Le confinement dans le long terme, vous l’avez dit, pourrait avoir des effets sur notre santé mentale. Quelques astuces ?
Il est en effet possible que cela se transforme en stress post-traumatique avec des symptômes comme le fait de revivre ces événements, adopter des comportements d’évitement (éviter le sujet, détourner la conversation), avoir l’impression d’être toujours en danger, insomnies, troubles émotionnels, troubles alimentaires, etc. Il est important de tenter de garder une bonne hygiène de vie : alimentation saine, éviter l’alcool, faire du sport (il existe beaucoup de vidéos d’activités qu’on peut faire à la maison). Mettre aussi en place une bonne routine avec les enfants, varier les activités avec eux (autres que les écrans), prendre du temps en famille, c’est l’occasion (ne vous renfermez pas sur les réseaux sociaux), connectez-vous plutôt avec votre famille et vos amis (WhatsApp, videocall ). Nous nous devons d’agir de manière empathique, bienveillante et de rester centrés sur les besoins de chacun.

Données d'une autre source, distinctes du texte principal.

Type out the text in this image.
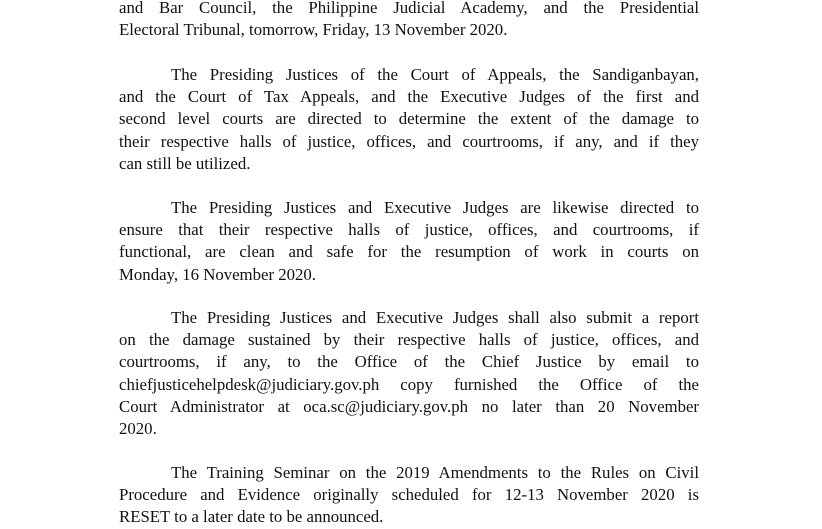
and Bar Council, the Philippine Judicial Academy, and the Presidential
Electoral Tribunal, tomorrow, Friday, 13 November 2020.
The Presiding Justices of the Court of Appeals, the Sandiganbayan,
and the Court of Tax Appeals, and the Executive Judges of the first and
second level courts are directed to determine the extent of the damage to
their respective halls of justice, offices, and courtrooms, if any, and if they
can still be utilized.
The Presiding Justices and Executive Judges are likewise directed to
ensure that their respective halls of justice, offices, and courtrooms, if
functional, are clean and safe for the resumption of work in courts on
Monday, 16 November 2020.
The Presiding Justices and Executive Judges shall also submit a report
on the damage sustained by their respective halls of justice, offices, and
courtrooms, if any, to the Office of the Chief Justice by email to
chiefjusticehelpdesk@judiciary.gov.ph copy furnished the Office of the
Court Administrator at oca.sc@judiciary.gov.ph no later than 20 November
2020.
The Training Seminar on the 2019 Amendments to the Rules on Civil
Procedure and Evidence originally scheduled for 12-13 November 2020 is
RESET to a later date to be announced.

Parler en toute confidentialité

Pour obtenir une assistance téléphonique rapide et directe avec des professionnels en psychologie, et ce, gratuitement, il suffit de communiquer via WhatsApp votre nom, âge et le numéro sur lequel vous joindre au +230 5865 4000 ou par SMS au 5455 3169. Vous serez ensuite dirigé vers un professionnel qui vous contactera dans les meilleurs délais. Avec le professionnel, vous aurez le choix entre un appel simple ou un appel vidéo. Toute information, ainsi que votre identité seront confidentielles, en vertu du respect des codes de déontologie. « La peur, l’inquiétude, le stress, la violence, le couple, les enfants, autant de sujets ou de questions qui peuvent vous habiter. Nous sommes là pour vous écouter et vous entendre. Une parenthèse dans ce quotidien inconnu pour vous aider à rester en lien avec vous-même et avec vos proches », est indiqué dans le communiqué officiel.